Gerçektende; ey Muhammed, eşin falan zamanda, filan yerde; şu kimseye aynen şöyle dedi demek, yada ey Muhammed, senin şu sırrını eşin şuna haber verdi, dikkat et demek vb. açıklanmasa ne olur?
Şimdi bize bu bilgiler verilmiş olsa ne işimize yarayacaktır. Hiçbir işimize yaramayacaktır değilmi?
O zaman, buradan şu örneği de çıkarmak gerekir.
Kuran bir angaryalar kitabı değildir. Kuranda Müslümanları ilgilendiren her bilgi, müslümana yeterince kadar verilir, ne eksik ne fazla.
Nitekim, kuranla ilgili rabbimizin açıklaması da bu şekildedir.
KURAN; HER KONUDA SADECE İNSANLARI İLGİLENDİREN KADAR HÜKÜM BULUNDURUR. NE EKSİK, NE FAZLA; YETERİNCE
Yukarıda yeterince anlattım.
Kendi astığın ayette; peygamberimizin eşine söylediği sırrın, eşi tarafından paylaşıldığının, Allah tarafından kendisine haber verildiği var. O halde bu kadarı bizi ilgilendirir. Çünkü; sırrın hangi eş tarafından kime aktarıldığının bilinmesi bizim için gerekli değildir.
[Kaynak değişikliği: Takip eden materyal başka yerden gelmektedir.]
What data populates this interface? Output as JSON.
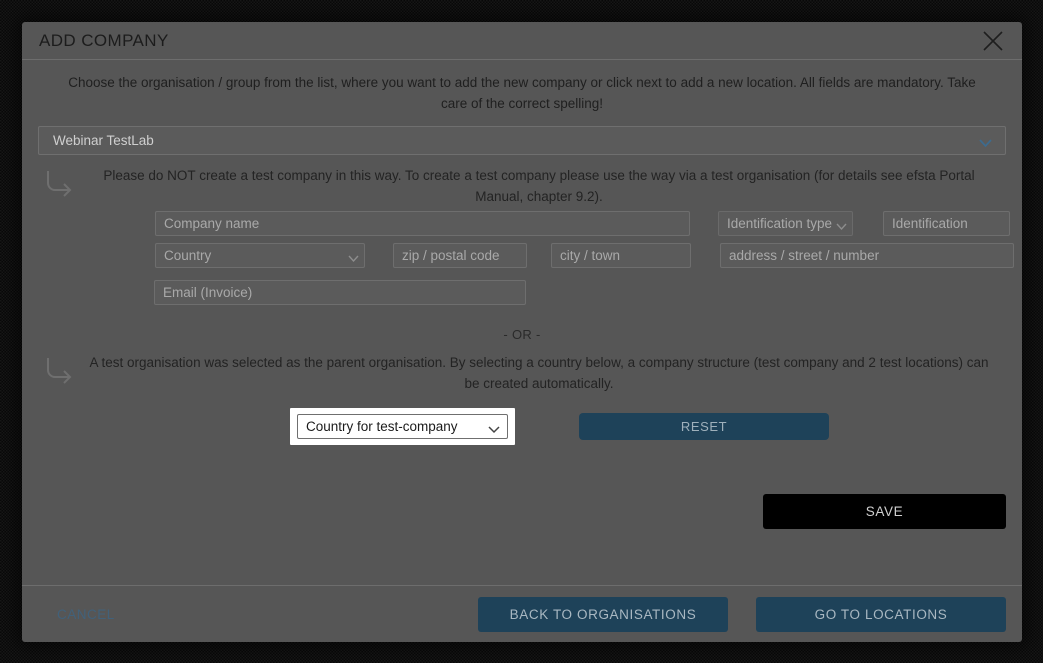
{
  "modal": {
    "title": "ADD COMPANY",
    "close_icon": "close-icon",
    "intro": "Choose the organisation / group from the list, where you want to add the new company or click next to add a new location. All fields are mandatory. Take care of the correct spelling!",
    "org_select": {
      "value": "Webinar TestLab",
      "icon": "chevron-down-icon"
    },
    "hint_company": "Please do NOT create a test company in this way. To create a test company please use the way via a test organisation (for details see efsta Portal Manual, chapter 9.2).",
    "hint_test": "A test organisation was selected as the parent organisation. By selecting a country below, a company structure (test company and 2 test locations) can be created automatically.",
    "or_separator": "- OR -",
    "turn_arrow_icon": "arrow-turn-down-right-icon"
  },
  "form": {
    "company_name": {
      "placeholder": "Company name",
      "value": ""
    },
    "identification_type": {
      "value": "Identification type",
      "icon": "chevron-down-icon"
    },
    "identification": {
      "placeholder": "Identification",
      "value": ""
    },
    "country": {
      "value": "Country",
      "icon": "chevron-down-icon"
    },
    "zip": {
      "placeholder": "zip / postal code",
      "value": ""
    },
    "city": {
      "placeholder": "city / town",
      "value": ""
    },
    "address": {
      "placeholder": "address / street / number",
      "value": ""
    },
    "email": {
      "placeholder": "Email (Invoice)",
      "value": ""
    }
  },
  "test_section": {
    "country_select": {
      "value": "Country for test-company",
      "icon": "chevron-down-icon"
    },
    "reset_label": "RESET"
  },
  "actions": {
    "save_label": "SAVE",
    "cancel_label": "CANCEL",
    "back_label": "BACK TO ORGANISATIONS",
    "next_label": "GO TO LOCATIONS"
  },
  "colors": {
    "modal_bg": "#565656",
    "accent_blue": "#1e4259",
    "link_blue": "#41617a",
    "save_bg": "#000000",
    "chevron_blue": "#3d6b8e"
  }
}
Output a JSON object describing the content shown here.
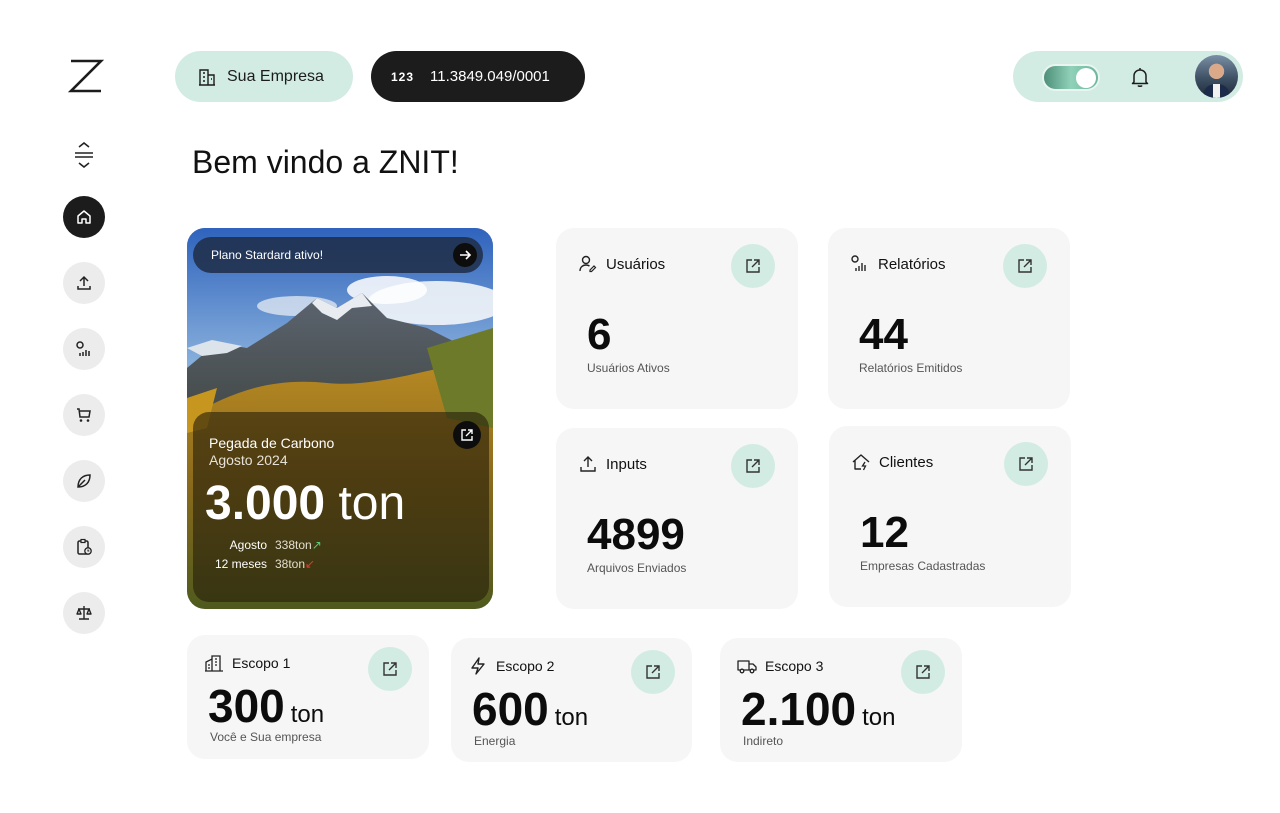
{
  "brand": {
    "logo_letter": "Z"
  },
  "topbar": {
    "company": "Sua Empresa",
    "cnpj_icon": "123",
    "cnpj": "11.3849.049/0001"
  },
  "welcome": "Bem vindo a ZNIT!",
  "sidebar": {
    "items": [
      {
        "icon": "home-icon",
        "active": true
      },
      {
        "icon": "upload-icon"
      },
      {
        "icon": "report-chart-icon"
      },
      {
        "icon": "cart-icon"
      },
      {
        "icon": "leaf-icon"
      },
      {
        "icon": "clipboard-clock-icon"
      },
      {
        "icon": "scale-icon"
      }
    ]
  },
  "hero": {
    "plan": "Plano Stardard ativo!",
    "title": "Pegada de Carbono",
    "period": "Agosto 2024",
    "value": "3.000",
    "unit": "ton",
    "rows": [
      {
        "label": "Agosto",
        "value": "338ton",
        "trend": "up"
      },
      {
        "label": "12 meses",
        "value": "38ton",
        "trend": "down"
      }
    ]
  },
  "cards": {
    "usuarios": {
      "title": "Usuários",
      "value": "6",
      "sub": "Usuários Ativos"
    },
    "relatorios": {
      "title": "Relatórios",
      "value": "44",
      "sub": "Relatórios Emitidos"
    },
    "inputs": {
      "title": "Inputs",
      "value": "4899",
      "sub": "Arquivos Enviados"
    },
    "clientes": {
      "title": "Clientes",
      "value": "12",
      "sub": "Empresas Cadastradas"
    }
  },
  "scopes": [
    {
      "title": "Escopo 1",
      "value": "300",
      "unit": "ton",
      "sub": "Você e Sua empresa"
    },
    {
      "title": "Escopo 2",
      "value": "600",
      "unit": "ton",
      "sub": "Energia"
    },
    {
      "title": "Escopo 3",
      "value": "2.100",
      "unit": "ton",
      "sub": "Indireto"
    }
  ],
  "colors": {
    "accent": "#d2ece4",
    "dark": "#1c1c1c",
    "card": "#f6f6f6",
    "trend_up": "#4ccf7a",
    "trend_down": "#e33b2b"
  }
}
DEDİKOCULAR GİBİ BUNU MERAK ETMEYİP, BURADA VERİLEN MESAJI ALMAK GEREKİR. ALLAH KATINDA HİÇ BİR SIR YOKTUR. ALLAH HER ŞEYİ BİLİR.
Bu nedenle, kuran insanlara faydalı olacak ve zararlı olacak, yani insanları ilgilendirecek bilgileri barındırır. Yoksa istediğin gibi bir sözün, gelişmenin bizi ilgilendiren kısmı olmadığı için özellikle yer almaz.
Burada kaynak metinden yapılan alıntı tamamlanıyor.